One “way out,” Warikoo added, is by expanding enrollment, allowing more students of all financial backgrounds to be accepted.

But Locke said that a sizable expansion of the student body is likely off the table, citing both the intimate “look and feel” of the University as well as balancing graduate and undergraduate populations. 

Still, the financial sustainability report — which Locke spearheaded — called for the expansion of the student body by 5% to 10% through “careful enrollment management” and more students taking part in study away and experiential learning programs in order to accommodate a larger student body. 

Large-scale federal interventions, such as increasing Pell Grants or wiping out student loan debt, would also make a serious impact in extending access to elite universities, Rabinowitz said.

“I think we’re at a pivotal moment,” Locke said. “Major research universities are being called upon by our society to connect the knowledge we generate to the big issues of our time — and to enhance accessibility of higher education.”

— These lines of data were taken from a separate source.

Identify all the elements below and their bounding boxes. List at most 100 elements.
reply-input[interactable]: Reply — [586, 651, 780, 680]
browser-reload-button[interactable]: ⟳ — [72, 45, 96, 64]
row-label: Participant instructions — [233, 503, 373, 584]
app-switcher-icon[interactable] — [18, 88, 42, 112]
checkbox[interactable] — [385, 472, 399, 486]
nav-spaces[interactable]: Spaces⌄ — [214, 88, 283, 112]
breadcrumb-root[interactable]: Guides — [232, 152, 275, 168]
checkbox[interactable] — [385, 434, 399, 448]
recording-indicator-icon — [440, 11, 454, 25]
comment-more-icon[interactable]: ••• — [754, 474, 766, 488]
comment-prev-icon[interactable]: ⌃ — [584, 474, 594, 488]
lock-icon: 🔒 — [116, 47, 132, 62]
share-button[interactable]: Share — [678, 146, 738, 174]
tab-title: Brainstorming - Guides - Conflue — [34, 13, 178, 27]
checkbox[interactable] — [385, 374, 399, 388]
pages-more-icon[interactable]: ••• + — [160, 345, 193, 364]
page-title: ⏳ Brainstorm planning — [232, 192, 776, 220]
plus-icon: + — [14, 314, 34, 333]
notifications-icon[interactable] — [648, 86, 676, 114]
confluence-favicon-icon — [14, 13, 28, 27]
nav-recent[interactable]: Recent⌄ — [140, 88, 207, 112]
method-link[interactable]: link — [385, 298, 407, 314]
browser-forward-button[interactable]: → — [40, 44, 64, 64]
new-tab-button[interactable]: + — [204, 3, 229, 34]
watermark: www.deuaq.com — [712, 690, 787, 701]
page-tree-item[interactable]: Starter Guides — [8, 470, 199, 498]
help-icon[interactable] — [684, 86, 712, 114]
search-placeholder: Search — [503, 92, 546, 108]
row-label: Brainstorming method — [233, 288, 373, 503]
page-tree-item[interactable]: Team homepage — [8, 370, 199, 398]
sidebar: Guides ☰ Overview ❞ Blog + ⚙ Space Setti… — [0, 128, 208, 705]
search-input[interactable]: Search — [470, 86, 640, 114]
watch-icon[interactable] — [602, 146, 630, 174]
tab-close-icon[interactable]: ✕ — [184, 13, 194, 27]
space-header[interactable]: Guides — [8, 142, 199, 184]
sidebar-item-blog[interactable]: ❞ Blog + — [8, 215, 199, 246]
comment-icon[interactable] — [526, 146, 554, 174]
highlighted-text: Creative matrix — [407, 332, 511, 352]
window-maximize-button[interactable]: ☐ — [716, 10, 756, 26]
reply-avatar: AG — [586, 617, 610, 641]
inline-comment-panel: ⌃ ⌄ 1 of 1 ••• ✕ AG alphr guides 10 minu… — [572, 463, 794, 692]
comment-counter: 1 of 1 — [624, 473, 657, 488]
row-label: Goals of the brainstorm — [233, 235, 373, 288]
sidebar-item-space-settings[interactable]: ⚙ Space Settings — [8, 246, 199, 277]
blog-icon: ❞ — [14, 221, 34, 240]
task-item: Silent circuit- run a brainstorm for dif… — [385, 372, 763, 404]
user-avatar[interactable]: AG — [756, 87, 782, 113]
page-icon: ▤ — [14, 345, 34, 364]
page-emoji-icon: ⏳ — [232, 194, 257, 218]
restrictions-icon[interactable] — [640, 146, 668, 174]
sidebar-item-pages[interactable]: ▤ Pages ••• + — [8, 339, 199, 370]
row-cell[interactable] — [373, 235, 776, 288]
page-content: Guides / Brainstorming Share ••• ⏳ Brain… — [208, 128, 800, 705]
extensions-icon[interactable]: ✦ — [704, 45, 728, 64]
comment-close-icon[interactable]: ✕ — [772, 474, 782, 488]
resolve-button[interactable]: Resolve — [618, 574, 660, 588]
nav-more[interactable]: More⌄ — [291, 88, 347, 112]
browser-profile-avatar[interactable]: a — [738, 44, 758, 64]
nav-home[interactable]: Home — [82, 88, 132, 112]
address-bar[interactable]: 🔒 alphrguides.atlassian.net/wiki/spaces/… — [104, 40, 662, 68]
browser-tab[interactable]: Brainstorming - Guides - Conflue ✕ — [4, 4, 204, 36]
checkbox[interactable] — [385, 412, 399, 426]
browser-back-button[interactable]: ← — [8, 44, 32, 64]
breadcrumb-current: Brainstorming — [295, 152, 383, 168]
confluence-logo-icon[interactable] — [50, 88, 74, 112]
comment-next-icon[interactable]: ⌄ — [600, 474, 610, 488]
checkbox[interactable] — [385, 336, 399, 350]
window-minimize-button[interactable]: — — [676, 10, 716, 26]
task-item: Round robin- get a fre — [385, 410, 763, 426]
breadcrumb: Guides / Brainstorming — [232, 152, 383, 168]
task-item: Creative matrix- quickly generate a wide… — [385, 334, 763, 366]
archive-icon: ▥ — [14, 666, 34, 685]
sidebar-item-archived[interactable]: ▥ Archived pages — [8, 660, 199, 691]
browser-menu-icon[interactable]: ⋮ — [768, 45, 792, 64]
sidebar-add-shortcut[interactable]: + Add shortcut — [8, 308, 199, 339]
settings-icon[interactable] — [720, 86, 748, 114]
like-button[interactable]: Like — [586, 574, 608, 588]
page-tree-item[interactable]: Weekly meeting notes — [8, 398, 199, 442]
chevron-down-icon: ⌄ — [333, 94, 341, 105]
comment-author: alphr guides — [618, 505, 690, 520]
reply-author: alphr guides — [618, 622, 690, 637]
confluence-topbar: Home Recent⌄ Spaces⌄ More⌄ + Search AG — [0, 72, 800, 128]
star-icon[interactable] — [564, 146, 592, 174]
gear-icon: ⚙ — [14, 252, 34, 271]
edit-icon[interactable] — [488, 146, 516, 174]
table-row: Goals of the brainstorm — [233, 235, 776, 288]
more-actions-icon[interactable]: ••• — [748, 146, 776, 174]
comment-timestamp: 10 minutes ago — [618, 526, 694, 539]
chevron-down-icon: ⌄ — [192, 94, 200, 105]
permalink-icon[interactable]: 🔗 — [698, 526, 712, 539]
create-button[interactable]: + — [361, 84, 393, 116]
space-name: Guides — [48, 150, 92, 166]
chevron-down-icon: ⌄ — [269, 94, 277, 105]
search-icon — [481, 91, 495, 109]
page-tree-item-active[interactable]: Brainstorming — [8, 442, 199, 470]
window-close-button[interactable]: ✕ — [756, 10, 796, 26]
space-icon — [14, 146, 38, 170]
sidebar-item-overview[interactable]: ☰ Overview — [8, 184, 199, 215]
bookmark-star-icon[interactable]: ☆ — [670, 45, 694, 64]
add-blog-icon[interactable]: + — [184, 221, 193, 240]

That, he said, looks like large-scale investment in public universities at a broader level and expanding access to higher education to new communities. It also means considering the University’s role locally, such as how it interacts with community colleges and public schools in the Providence area.

Impacts of filling the missing middle 

Assuming the University holds its student body at a relatively constant size, Warikoo said that admitting more middle-income students would come at the expense of other applicants.

“Of course it’s a zero-sum game,” she said. “There’s a certain number of spots.”

But Locke pushed back against that characterization. “I think that’s a false framing,” he said of the idea that more middle-income students would mean fewer students from other income backgrounds. “We really accept the best students from all income brackets.”

Rabinowitz pointed out that admitting more students on financial aid would require more financial resources for students of all income brackets: To him, expanding income diversity on campus means “expanding the tent.”

The University, Powell emphasized, looks at applicants one at a time.

“When we conduct our review, we’re not comparing one student to another,” he said. “It’s not ever a situation where two applications are on the table. We are not making decisions solely on the basis of socioeconomic background. That’s a commitment we’ve had for a long time.”

“How do we get the best and brightest to apply and be in our pool?” Locke added. “That’s who we accept.”